DIE STORY: Das Dokudrama „Im Namen meiner Tochter“ schildert den „Fall Kalinka“ - einen Todesfall im Jahr 1982 und eine deutsch-französische Justizaffäre, die sich bis ins Jahr 2014 dahinzog.
Im Sommer 1982 schickte der geschiedene Franzose André Bamberski (Daniel Auteuil) seine 14-jährige Tochter Kalinka zum Sommerurlaub bei ihrer Mutter und deren neuem Mann, dem deutschen Arzt Dieter Krombach (Sebastian Koch), nach Lindau am Bodensee. Wenige Tage später fand man das Mädchen tot im Bett. Bei der Obduktion konnte die Todesursache nicht eindeutig geklärt werden. Auf eine Untersuchung, ob Kalinka sexuell missbraucht worden war, verzichteten die Ärzte.
André Bamberski suchte die Schuld für den frühen Tod seiner Tochter bei Dieter Krombach (es gab den Verdacht, der Mediziner habe das Mädchen betäubt und dann missbraucht. Doch Bamberski drang mit seinen Anschuldigungen bei der deutschen Justiz nicht durch. Die Ermittlungen der Staatsanwaltschaft wurden im Sommer 1982 eingestellt.
Bamberski ließ aber nicht locker. Es gelang ihm, ein Gerichtsverfahren in Frankreich einzuleiten, das 1995 mit einer Verurteilung Krombachs (in Abwesenheit) zu 15 Jahren Gefängnis wegen Körperverletzung mit Todesfolge führte. Der Europäische Haftbefehl wurde jedoch weder in Deutschland noch in Österreich, wo man Krombach 2000 einmal festnahm, vollstreckt.

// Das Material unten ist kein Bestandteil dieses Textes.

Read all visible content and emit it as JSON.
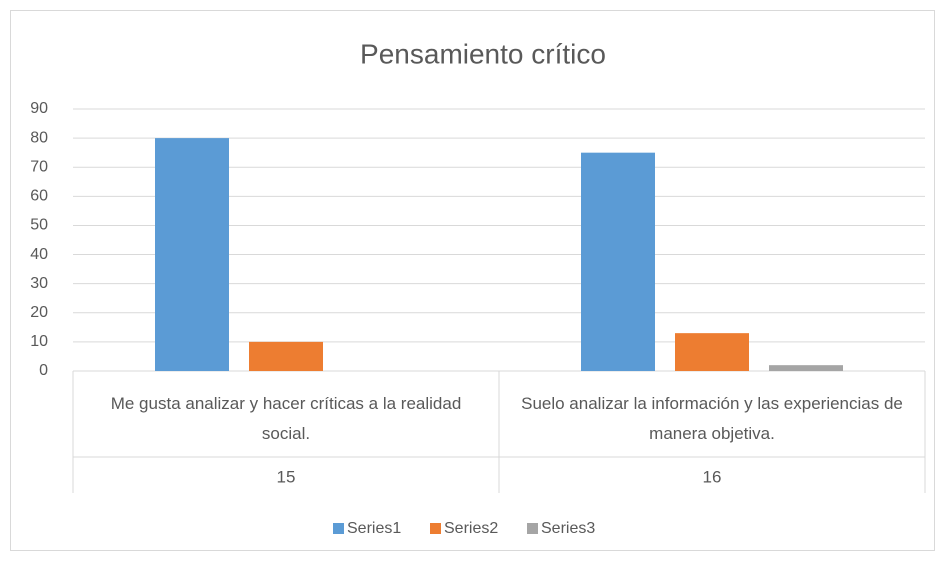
{
  "chart_data": {
    "type": "bar",
    "title": "Pensamiento crítico",
    "categories": [
      "Me gusta analizar y hacer críticas a la realidad social.",
      "Suelo analizar la información y las experiencias de manera objetiva."
    ],
    "outer_categories": [
      "15",
      "16"
    ],
    "series": [
      {
        "name": "Series1",
        "color": "#5b9bd5",
        "values": [
          80,
          75
        ]
      },
      {
        "name": "Series2",
        "color": "#ed7d31",
        "values": [
          10,
          13
        ]
      },
      {
        "name": "Series3",
        "color": "#a5a5a5",
        "values": [
          0,
          2
        ]
      }
    ],
    "ylim": [
      0,
      90
    ],
    "yticks": [
      0,
      10,
      20,
      30,
      40,
      50,
      60,
      70,
      80,
      90
    ],
    "grid": true,
    "legend": "bottom"
  }
}
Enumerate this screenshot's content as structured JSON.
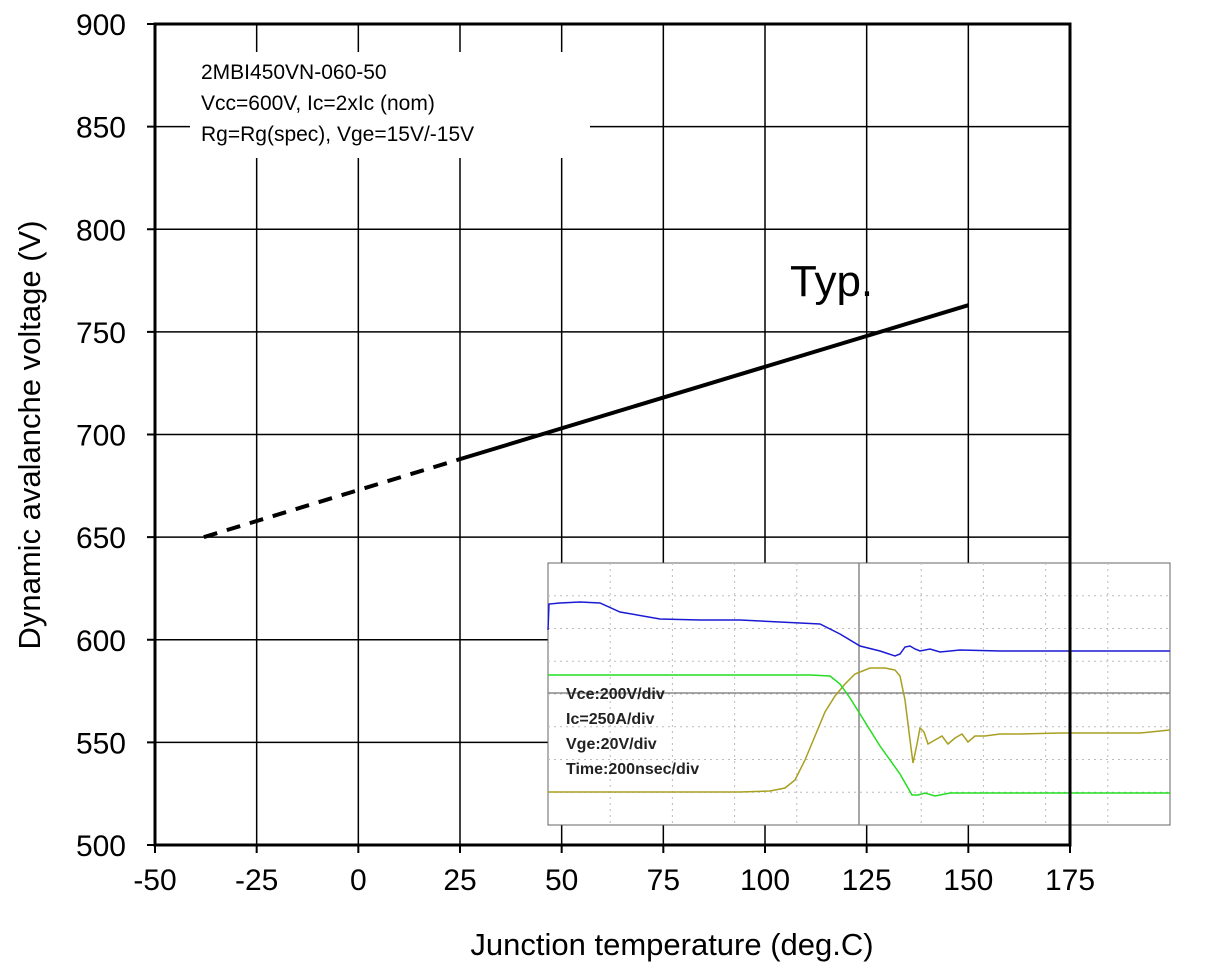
{
  "chart_data": {
    "type": "line",
    "title": "",
    "xlabel": "Junction temperature (deg.C)",
    "ylabel": "Dynamic avalanche voltage (V)",
    "xlim": [
      -50,
      175
    ],
    "ylim": [
      500,
      900
    ],
    "x_ticks": [
      -50,
      -25,
      0,
      25,
      50,
      75,
      100,
      125,
      150,
      175
    ],
    "y_ticks": [
      500,
      550,
      600,
      650,
      700,
      750,
      800,
      850,
      900
    ],
    "x_tick_labels": [
      "-50",
      "-25",
      "0",
      "25",
      "50",
      "75",
      "100",
      "125",
      "150",
      "175"
    ],
    "y_tick_labels": [
      "500",
      "550",
      "600",
      "650",
      "700",
      "750",
      "800",
      "850",
      "900"
    ],
    "grid": true,
    "series": [
      {
        "name": "",
        "style": "dashed",
        "color": "#000000",
        "x": [
          -38,
          25
        ],
        "y": [
          650,
          688
        ]
      },
      {
        "name": "",
        "style": "solid",
        "color": "#000000",
        "x": [
          25,
          150
        ],
        "y": [
          688,
          763
        ]
      }
    ],
    "annotations": {
      "device_note": [
        "2MBI450VN-060-50",
        "Vcc=600V, Ic=2xIc (nom)",
        "Rg=Rg(spec), Vge=15V/-15V"
      ],
      "typ_label": "Typ.",
      "inset_labels": [
        "Vce:200V/div",
        "Ic=250A/div",
        "Vge:20V/div",
        "Time:200nsec/div"
      ]
    },
    "inset": {
      "description_colors": {
        "vce": "#1a1ad4",
        "ic": "#a8a020",
        "vge": "#22dd22"
      }
    }
  }
}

Schließlich ließ Bamberski den Deutschen im Jahr 2009 gewaltsam entführen und nach Frankreich bringen. Dort kam Brombach in Untersuchungshaft; das Urteil gegen den Mann (15 Jahre Gefängnis) wurde im Jahr 2011 bestätigt.
Auch Bamberski wurde der Prozess gemacht. Wegen der Entführung erhielt er 2014 im französischen Mulhouse eine einjährige Bewährungsstrafe.
DIE STARS: Daniel Auteuil ist einer der großen Stars des französischen Kinos. Für seine knapp 100 Filme wurde er vielfach ausgezeichnet; etwa mit dem Europäischen Filmpreis als bester Darsteller in Michel Hanekes Thrillerdrama „Caché“ (2005).
Sebastian Koch war ein gefragter Bühnendarsteller, bevor er sich ab etwa 1990 immer stärker Film- und Fernsehrollen zuwandte. Auch er sammelte zahlreiche Auszeichnungen ein, darunter den den Deutschen Fernsehpreis für die Darstellung des Hitler-Architekten Albert Speer in „Speer und Er“ (2005).
DIE KRITIK: „Im Namen meiner Tochter“ ist die sehr korrekte und sachliche Nacherzählung einer Tragödie und eines Skandals. Es ist zugleich ein Film, dessen tieferer Sinn sich nicht wirklich erschließt.
Denn das Werk des französischen Regisseurs Vincent Garenq liefert im Grunde nicht mehr als eine Bebilderung jener Fakten, die man im Wikipedia-Eintrag über den Fall Kalinka nachlesen kann.
Der Film ist weder ein Porträt des verurteilten Straftäters Krombach noch eine Attacke gegen die Säumigkeit der deutschen Justiz. Auch die Ungereimtheiten bei der Obduktion des toten Mädchens sind dem Film kein Anlass zu tiefergehender Recherche. „Im Namen meiner Tochter“ schildert nur, aus der Perspektive von André Bamberski, die jahrelangen Bemühungen dieses verzweifelten Vaters, den vermuteten Schuldigen am Tod seiner Tochter hinter Gitter zu bringen.
Filmisch gesehen ist dieses Drama frei von jeglicher Raffinesse. Es gibt nur wenige hochemotionale Momente, es gibt keinen Spannungsbogen, stattdessen aber Dialoge, die vor Banalität nur so strotzen. Letzteres hat starke Auswirkungen auf das Spiel von Daniel Auteuil und Sebastian Koch. Die beiden Stars, die zu den großen Darstellern des europäischen Kinos zählen, agieren hier so blass und uninspiriert wie nie zuvor.
So bleibt die Frage offen, was die Filmemacher dazu anregte, diese reale Tragödie ins Kino zu bringen. Genauso offen bleibt die Frage, warum man sich die traurige Geschichte heute anschauen soll.
IDEAL FÜR: Zeitgenossen, die den Fall Kalinka schon in jenen Jahren verfolgten, als er in den Zeitungen Schlagzeilen machte.